Jean Picard
Always casual, forever cool, 75-year-old jazzman Ben Sidran is Madison’s original hipster. Sidran says it was no sweat sorting through decades of recordings to choose what would make it onto his three-CD career retrospective. Proof positive that he searches through his music the same way he plays it. And man, does he play a lot of music in Ben There, Done That: Ben Sidran Live
Around the World (1975-2015).
Truth is, he had already done the heavy lifting by the time Sunset Blvd Records contacted him last year with the idea for the project. “I had gone through more than a hundred hours of recorded concerts to digitize the material before I turned all my archives over to the UW last spring — so I knew where some of my favorite recordings were,” he reports from Madrid, Spain, where he is mid-tour. “Then I narrowed it down to the 27 songs that had the best feeling — that is, they represented the music, the musicians and the audience at their finest.
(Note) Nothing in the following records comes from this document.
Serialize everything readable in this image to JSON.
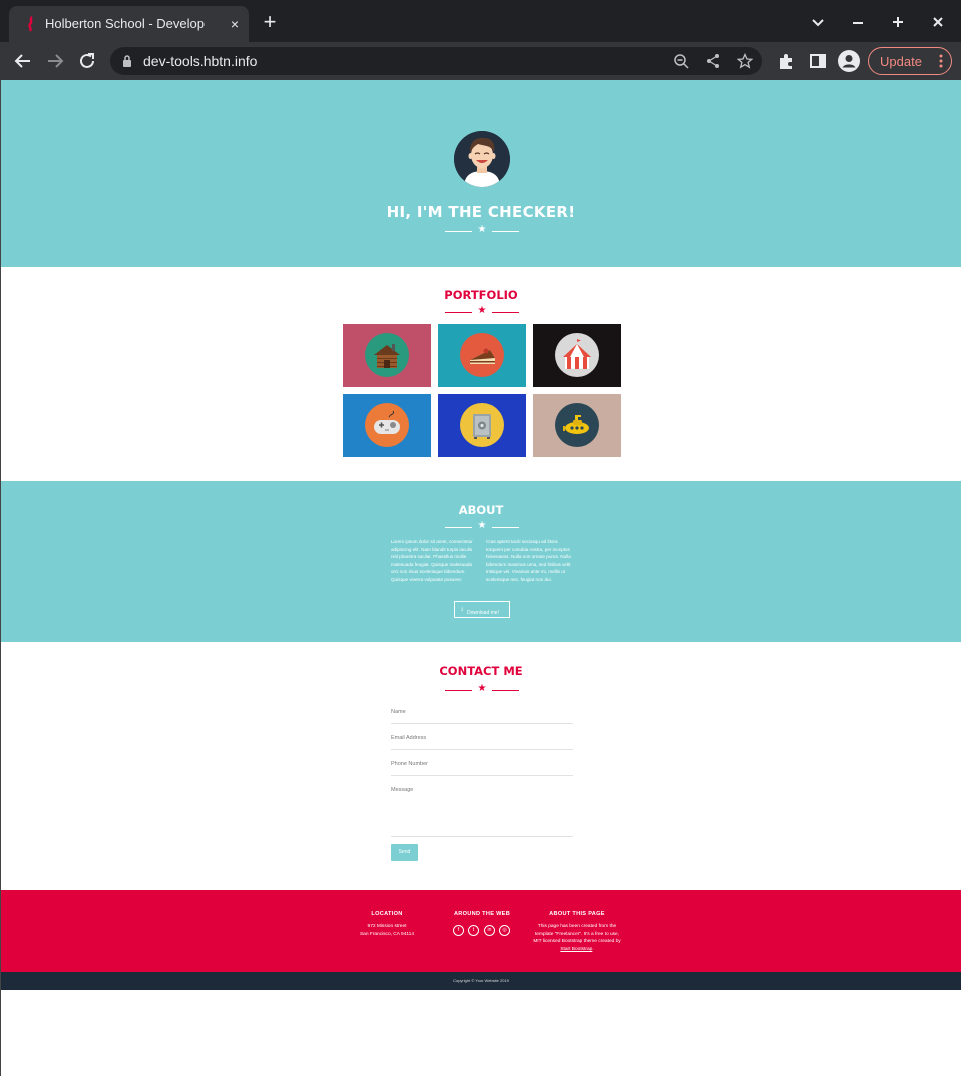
{
  "browser": {
    "tab_title": "Holberton School - Developer",
    "tab_close": "×",
    "new_tab": "+",
    "url": "dev-tools.hbtn.info",
    "update_label": "Update"
  },
  "header": {
    "title": "HI, I'M THE CHECKER!"
  },
  "portfolio": {
    "title": "PORTFOLIO",
    "items": [
      {
        "icon": "cabin-icon",
        "bg": "#c0506a",
        "circle": "#2a9a7e"
      },
      {
        "icon": "cake-icon",
        "bg": "#21a2b5",
        "circle": "#e35a3e"
      },
      {
        "icon": "circus-tent-icon",
        "bg": "#171314",
        "circle": "#d9d9d9"
      },
      {
        "icon": "game-controller-icon",
        "bg": "#2283c9",
        "circle": "#ec7b39"
      },
      {
        "icon": "safe-icon",
        "bg": "#1f3dc0",
        "circle": "#f0c33c"
      },
      {
        "icon": "submarine-icon",
        "bg": "#c9ada0",
        "circle": "#2b4755"
      }
    ]
  },
  "about": {
    "title": "ABOUT",
    "col1": "Lorem ipsum dolor sit amet, consectetur adipiscing elit. Nam blandit turpis iaculis nisl pharetra sacilar. Phasellus mollis malesuada feugiat. Quisque malesuada orci non risus scelerisque bibendum. Quisque viverra vulputate posuere.",
    "col2": "Cras aptent taciti sociosqu ad litora torquent per conubia nostra, per inceptos himenaeos. Nulla non ornare purus. Nulla bibendum maximus urna, sed finibus velit tristique vel. Vivamus ante mi, mollis ut scelerisque nec, feugiat non dui.",
    "download_label": "Download me!"
  },
  "contact": {
    "title": "CONTACT ME",
    "name_placeholder": "Name",
    "email_placeholder": "Email Address",
    "phone_placeholder": "Phone Number",
    "message_placeholder": "Message",
    "send_label": "Send"
  },
  "footer": {
    "location_heading": "LOCATION",
    "location_line1": "972 Mission street",
    "location_line2": "San Francisco, CA 94114",
    "web_heading": "AROUND THE WEB",
    "about_heading": "ABOUT THIS PAGE",
    "about_text": "This page has been created from the template \"Freelancer\". It's a free to use, MIT licensed Bootstrap theme created by",
    "about_link": "Start Bootstrap",
    "about_end": ".",
    "copyright": "Copyright © Your Website 2019",
    "social": [
      "f",
      "t",
      "in",
      "◎"
    ]
  },
  "colors": {
    "teal": "#7bcfd3",
    "crimson": "#e0003c",
    "navy": "#1c2a3a"
  }
}
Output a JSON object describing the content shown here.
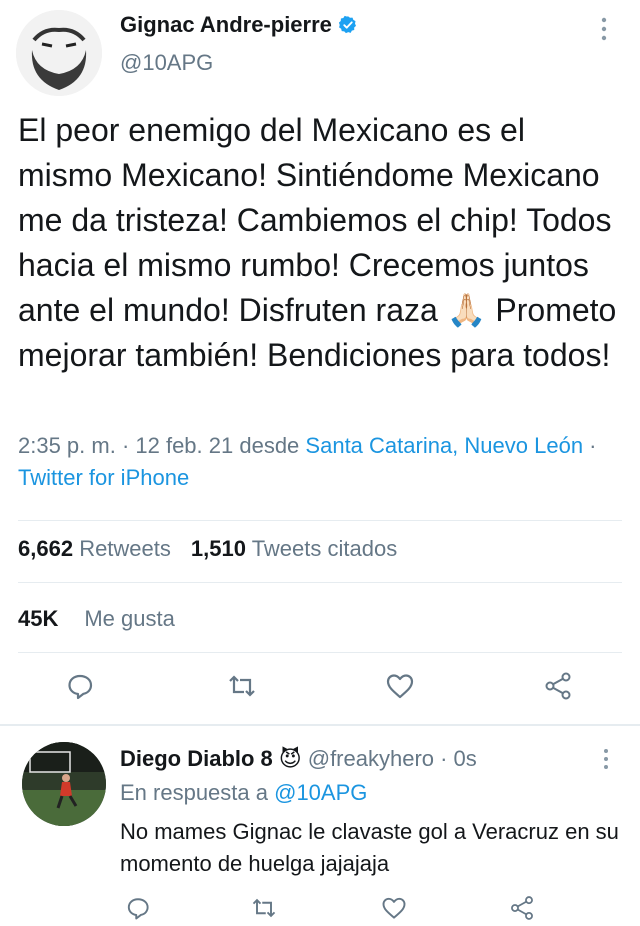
{
  "tweet": {
    "author_name": "Gignac Andre-pierre",
    "author_handle": "@10APG",
    "text": "El peor enemigo del Mexicano es el mismo Mexicano! Sintiéndome Mexicano me da tristeza! Cambiemos el chip! Todos hacia el mismo rumbo! Crecemos juntos ante el mundo! Disfruten raza 🙏🏻 Prometo mejorar también! Bendiciones para todos!",
    "time": "2:35 p. m. · 12 feb. 21 desde ",
    "location": "Santa Catarina, Nuevo León",
    "separator": " · ",
    "source": "Twitter for iPhone",
    "retweets_count": "6,662",
    "retweets_label": "Retweets",
    "quotes_count": "1,510",
    "quotes_label": "Tweets citados",
    "likes_count": "45K",
    "likes_label": "Me gusta"
  },
  "reply": {
    "author_name": "Diego Diablo 8",
    "emoji": "😈",
    "handle_time": "@freakyhero · 0s",
    "reply_to_label": "En respuesta a ",
    "reply_to_handle": "@10APG",
    "text": "No mames Gignac le clavaste gol a Veracruz en su momento de huelga jajajaja"
  },
  "icons": {
    "reply": "reply-icon",
    "retweet": "retweet-icon",
    "like": "like-icon",
    "share": "share-icon",
    "more": "more-vertical-icon",
    "verified": "verified-badge-icon"
  },
  "colors": {
    "link": "#1b95e0",
    "secondary": "#657786",
    "primary_text": "#14171a",
    "icon": "#657786"
  }
}
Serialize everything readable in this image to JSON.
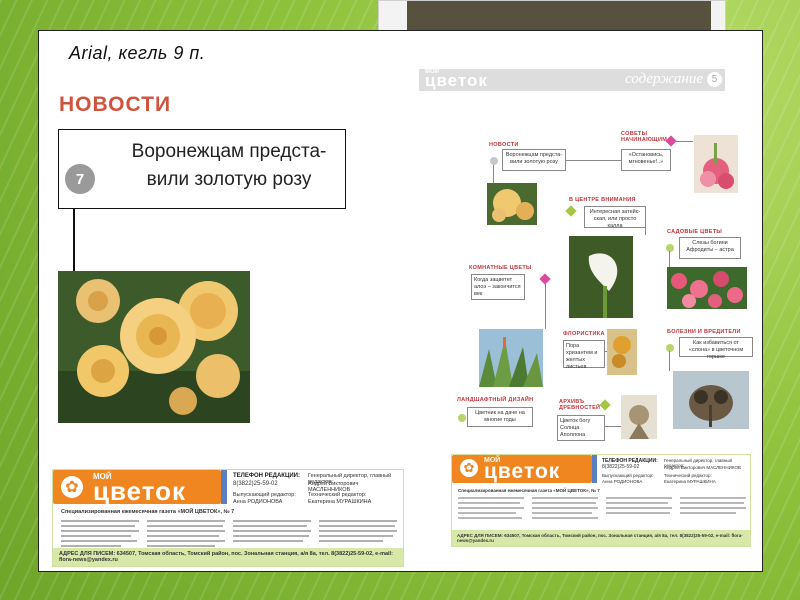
{
  "caption": "Arial, кегль 9 п.",
  "left_page": {
    "section": "НОВОСТИ",
    "headline": "Воронежцам предста-вили золотую розу",
    "headline_line1": "Воронежцам предста-",
    "headline_line2": "вили золотую розу",
    "number": "7"
  },
  "footer_left": {
    "brand_small": "МОЙ",
    "brand": "цветок",
    "tagline": "Специализированная ежемесячная газета «МОЙ ЦВЕТОК», № 7",
    "phone_label": "ТЕЛЕФОН РЕДАКЦИИ:",
    "phone": "8(3822)25-59-02",
    "release_label": "Выпускающий редактор:",
    "release_name": "Анна РОДИОНОВА",
    "gen_director_label": "Генеральный директор, главный редактор:",
    "gen_director_name": "Андрей Викторович МАСЛЕННИКОВ",
    "tech_editor_label": "Технический редактор:",
    "tech_editor_name": "Екатерина МУРАШКИНА",
    "address": "АДРЕС ДЛЯ ПИСЕМ: 634507, Томская область, Томский район, пос. Зональная станция, а/я 8а, тел. 8(3822)25-59-02, e-mail: flora-news@yandex.ru"
  },
  "right_page": {
    "brand_small": "МОЙ",
    "brand": "цветок",
    "contents": "содержание",
    "page_number": "5",
    "sections": {
      "news": "НОВОСТИ",
      "news_item": "Воронежцам предста-вили золотую розу",
      "tips": "СОВЕТЫ НАЧИНАЮЩИМ",
      "tips_item": "«Остановись, мгновенье!..»",
      "focus": "В ЦЕНТРЕ ВНИМАНИЯ",
      "focus_item": "Интересная затейс-ская, или просто калла",
      "garden": "САДОВЫЕ ЦВЕТЫ",
      "garden_item": "Слезы богини Афродиты – астра",
      "indoor": "КОМНАТНЫЕ ЦВЕТЫ",
      "indoor_item": "Когда зацветет алоэ – закончится век",
      "floristics": "ФЛОРИСТИКА",
      "floristics_item": "Пора хризантем и желтых листьев",
      "diseases": "БОЛЕЗНИ И ВРЕДИТЕЛИ",
      "diseases_item": "Как избавиться от «слона» в цветочном горшке",
      "landscape": "ЛАНДШАФТНЫЙ ДИЗАЙН",
      "landscape_item": "Цветник на даче на многие годы",
      "archive": "АРХИВЪ ДРЕВНОСТЕЙ",
      "archive_item": "Цветок богу Солнца Аполлона"
    }
  },
  "colors": {
    "background": "#8fc23c",
    "accent_red": "#d2533c",
    "brand_orange": "#f0861f",
    "brand_blue": "#5a7fc0"
  }
}
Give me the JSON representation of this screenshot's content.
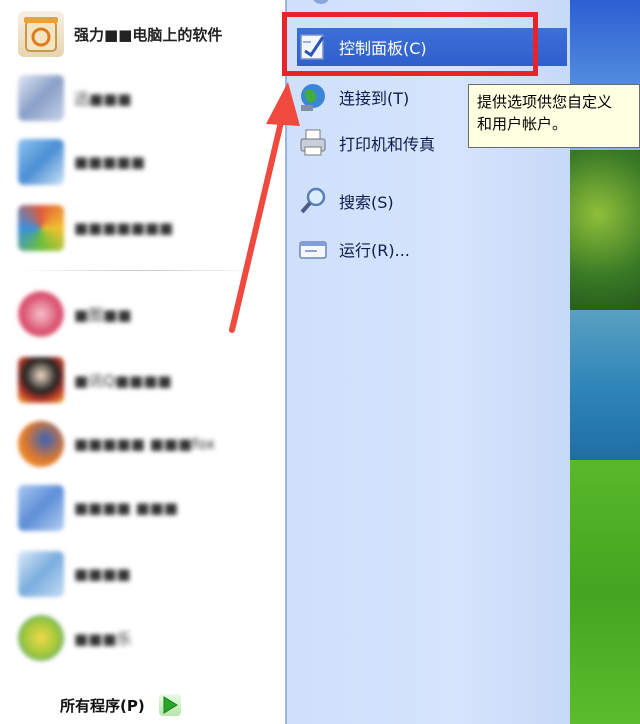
{
  "pinned_programs": [
    {
      "label": "强力■■电脑上的软件",
      "blurred": false,
      "icon": "recycle-bin-icon",
      "color": "#e9a23b"
    },
    {
      "label": "迅■■■",
      "blurred": true,
      "icon": "document-icon",
      "color": "#8aa0c8"
    },
    {
      "label": "■■■■■",
      "blurred": true,
      "icon": "app-icon",
      "color": "#4b8fd4"
    },
    {
      "label": "■■■■■■■",
      "blurred": true,
      "icon": "colorful-app-icon",
      "color": "#e35a3a"
    }
  ],
  "recent_programs": [
    {
      "label": "■图■■",
      "blurred": true,
      "icon": "image-viewer-icon",
      "color": "#d94b6a"
    },
    {
      "label": "■讯Q■■■■",
      "blurred": true,
      "icon": "qq-penguin-icon",
      "color": "#c23b2a"
    },
    {
      "label": "■■■■■ ■■■fox",
      "blurred": true,
      "icon": "firefox-icon",
      "color": "#e0782b"
    },
    {
      "label": "■■■■ ■■■",
      "blurred": true,
      "icon": "blue-app-icon",
      "color": "#5e8fd8"
    },
    {
      "label": "■■■■",
      "blurred": true,
      "icon": "file-icon",
      "color": "#7aaede"
    },
    {
      "label": "■■■乐",
      "blurred": true,
      "icon": "music-icon",
      "color": "#9ac63a"
    }
  ],
  "all_programs": {
    "label": "所有程序(P)"
  },
  "right_menu": [
    {
      "label": "控制面板(C)",
      "icon": "control-panel-icon",
      "active": true
    },
    {
      "label": "连接到(T)",
      "icon": "globe-network-icon",
      "active": false
    },
    {
      "label": "打印机和传真",
      "icon": "printer-icon",
      "active": false
    },
    {
      "label": "搜索(S)",
      "icon": "search-icon",
      "active": false
    },
    {
      "label": "运行(R)...",
      "icon": "run-icon",
      "active": false
    }
  ],
  "tooltip": {
    "line1": "提供选项供您自定义",
    "line2": "和用户帐户。"
  },
  "colors": {
    "highlight_box": "#e8242a",
    "arrow": "#f04a3f",
    "active_item": "#316ac5",
    "tooltip_bg": "#ffffe1"
  }
}
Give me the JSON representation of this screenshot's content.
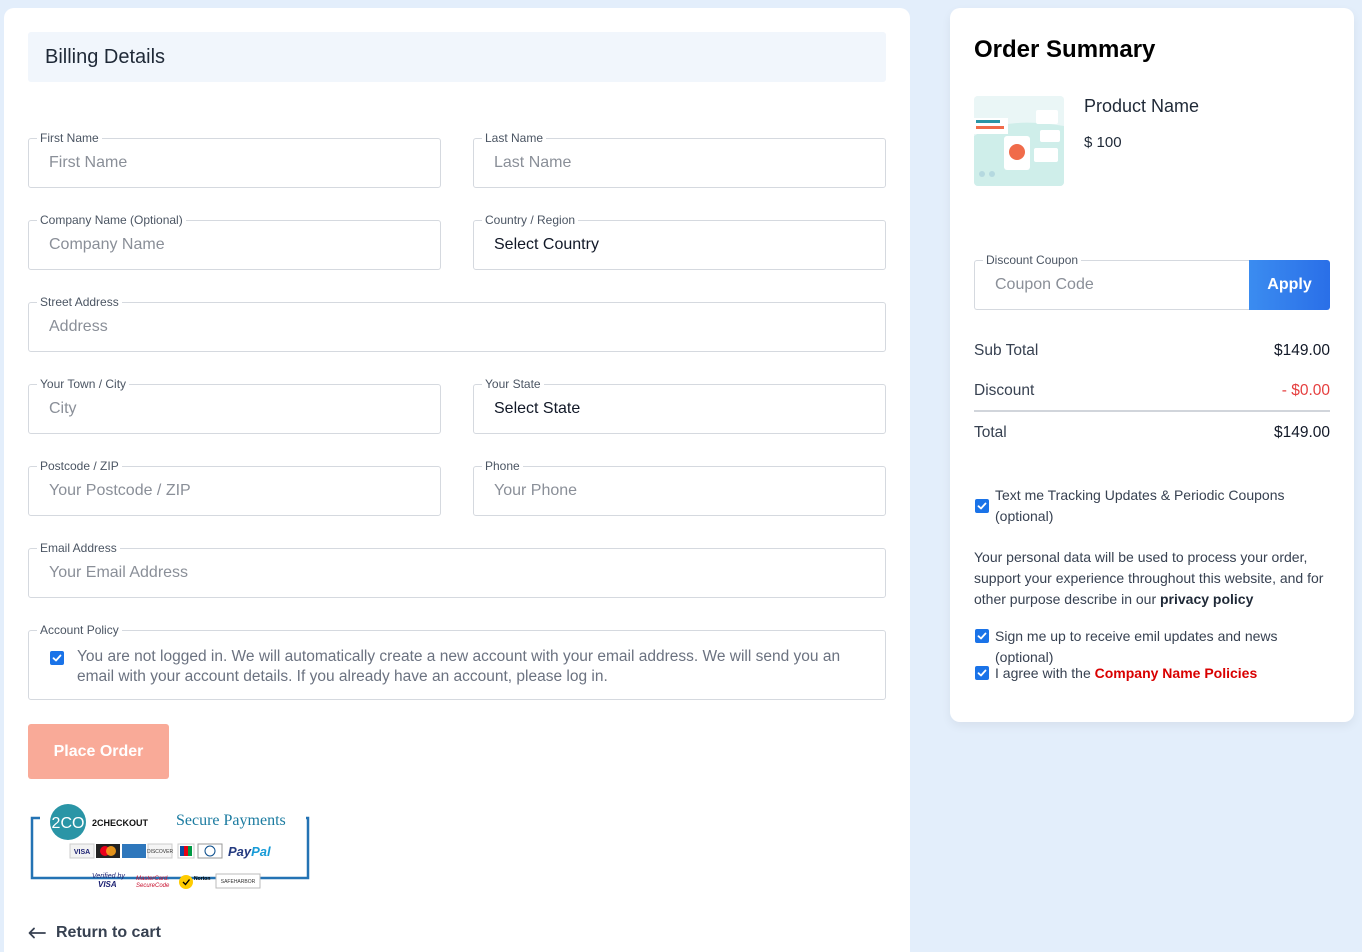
{
  "billing": {
    "title": "Billing Details",
    "fields": {
      "first_name": {
        "label": "First Name",
        "placeholder": "First Name"
      },
      "last_name": {
        "label": "Last Name",
        "placeholder": "Last Name"
      },
      "company": {
        "label": "Company Name (Optional)",
        "placeholder": "Company Name"
      },
      "country": {
        "label": "Country / Region",
        "value": "Select Country"
      },
      "street": {
        "label": "Street Address",
        "placeholder": "Address"
      },
      "city": {
        "label": "Your Town / City",
        "placeholder": "City"
      },
      "state": {
        "label": "Your State",
        "value": "Select State"
      },
      "postcode": {
        "label": "Postcode / ZIP",
        "placeholder": "Your Postcode / ZIP"
      },
      "phone": {
        "label": "Phone",
        "placeholder": "Your Phone"
      },
      "email": {
        "label": "Email Address",
        "placeholder": "Your Email Address"
      }
    },
    "account_policy": {
      "label": "Account Policy",
      "checked": true,
      "text": "You are not logged in. We will automatically create a new account with your email address. We will send you an email with your account details. If you already have an account, please log in."
    },
    "place_order_label": "Place Order",
    "payment_badge": {
      "brand": "2CO",
      "brand_name": "2CHECKOUT",
      "title": "Secure Payments",
      "cards": [
        "VISA",
        "MasterCard",
        "AMEX",
        "DISCOVER",
        "JCB",
        "Diners Club",
        "PayPal"
      ],
      "seals": [
        "Verified by VISA",
        "MasterCard SecureCode",
        "Norton",
        "SAFEHARBOR"
      ]
    },
    "return_label": "Return to cart"
  },
  "order_summary": {
    "title": "Order Summary",
    "product": {
      "name": "Product Name",
      "price": "$ 100"
    },
    "coupon": {
      "label": "Discount Coupon",
      "placeholder": "Coupon Code",
      "apply_label": "Apply"
    },
    "sub_total": {
      "label": "Sub Total",
      "value": "$149.00"
    },
    "discount": {
      "label": "Discount",
      "value": "- $0.00"
    },
    "total": {
      "label": "Total",
      "value": "$149.00"
    },
    "tracking_opt": {
      "text": "Text me Tracking Updates & Periodic Coupons (optional)",
      "checked": true
    },
    "privacy_note": "Your personal data will be used to process your order, support your experience throughout this website, and for other purpose describe in our ",
    "privacy_link": "privacy policy",
    "newsletter_opt": {
      "text": "Sign me up to receive emil updates and news (optional)",
      "checked": true
    },
    "agree_opt": {
      "prefix": "I agree with the ",
      "link": "Company Name Policies",
      "checked": true
    }
  },
  "colors": {
    "page_bg": "#e3eefb",
    "accent_blue": "#2a6fe8",
    "place_order": "#f9aa98",
    "discount_red": "#e53e3e",
    "policy_red": "#d90000"
  }
}
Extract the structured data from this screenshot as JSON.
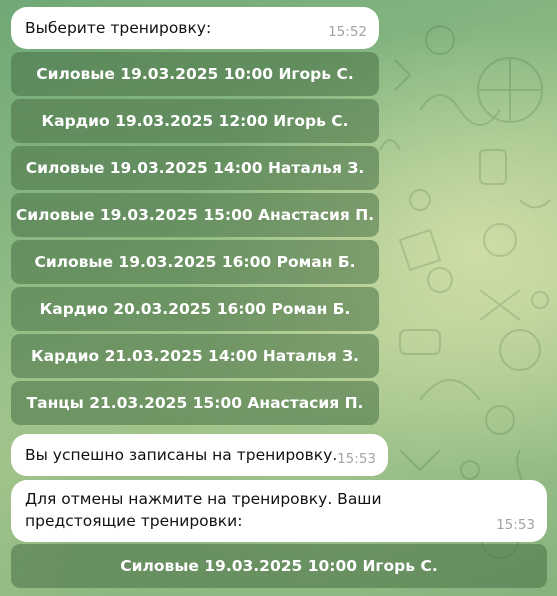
{
  "messages": {
    "choose": {
      "text": "Выберите тренировку:",
      "time": "15:52"
    },
    "success": {
      "text": "Вы успешно записаны на тренировку.",
      "time": "15:53"
    },
    "cancel": {
      "text": "Для отмены нажмите на тренировку. Ваши предстоящие тренировки:",
      "time": "15:53"
    }
  },
  "keyboard_choose": [
    "Силовые 19.03.2025 10:00 Игорь С.",
    "Кардио 19.03.2025 12:00 Игорь С.",
    "Силовые 19.03.2025 14:00 Наталья З.",
    "Силовые 19.03.2025 15:00 Анастасия П.",
    "Силовые 19.03.2025 16:00 Роман Б.",
    "Кардио 20.03.2025 16:00 Роман Б.",
    "Кардио 21.03.2025 14:00 Наталья З.",
    "Танцы 21.03.2025 15:00 Анастасия П."
  ],
  "keyboard_upcoming": [
    "Силовые 19.03.2025 10:00 Игорь С."
  ]
}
It wasn’t hard at all. It was actually a pleasure.” Those 27 tracks have, until now, never been released.
With a head full of Miles Davis and Horace Silver, Sidran arrived in Madison from his hometown Racine as a UW-Madison freshman in 1961. Madison has been the launching pad for his journeys ever since: local collaborations with fellow Madison travelers Steve Miller and Boz Scaggs; academic pursuits that led to a doctorate at the University of Sussex; recording contracts, national radio shows, and always, always gigging.
Ben There is a worthy sampler of the artist’s career so far. He chose all live performances for the project because, as he put it, in concert “the music comes alive … and the musicians sometimes wind up chasing after it rather than merely playing it.”
The package is not chronological. The cuts zig-zag back and forth in time but flow together, one after the next, like a well-charted jazz number. Tracks were recorded in clubs in cities all over the world including London, Milan, Paris and Tokyo. One track, the be-bopping “House of Blue Lights,” was captured at the top of State Street at a Wednesday night “Jazz at Five” set.
Sidran’s dynamic piano and vocals are surrounded by members of a rotating core band. Bassist Billy Peterson and drummer Leo Sidran (Ben’s son) seem to read each other’s minds on songs such as “Ballin’ on the Reservation,” recorded in 2000 in Madrid. Saxophonists — including Bob Rockwell, Phil Woods and Bob Malach — each throw their own distinctive punches. And throughout the three CDs, the listener can’t escape the sensation that Sidran is one hell of a band leader.
Malach plays on the “Blue Lights” cut recorded in Madison, a track Sidran says surprised him on rediscovery because of its “energy, passion and spur-of-the-moment improvisation.” Sidran says he was also pleasantly surprised to find the version of “New York State of Mind” recorded in 2001 at the London Pizza Express as a trio with Malach on sax and Leo Sidran on drums. Ben lets his piano color inside the melody on this one, while his vocal take is close to a recitation — the way a streetcar operator might declare the stops while rumbling through a New York borough.
Sidran has always had large followings overseas, and more than half of the cuts on Ben There were recorded outside the U.S. “In Europe and Japan I am part of the ongoing dialogue about American popular culture and the evolution of jazz. The conversations I have while overseas are almost always more wide-ranging and interesting than those in the States,” says Sidran. “In Europe, the conversation is much broader, reaching into subjects like man’s fate (Malraux), the pros and cons of popular will, and the stubborn pervasiveness of racism in America.”
The CD package is a limited release. Only 3,000 copies were made. It comes with a 24-page companion book that reads like a jazz novella, brimming with insights on 40 years of music and its master.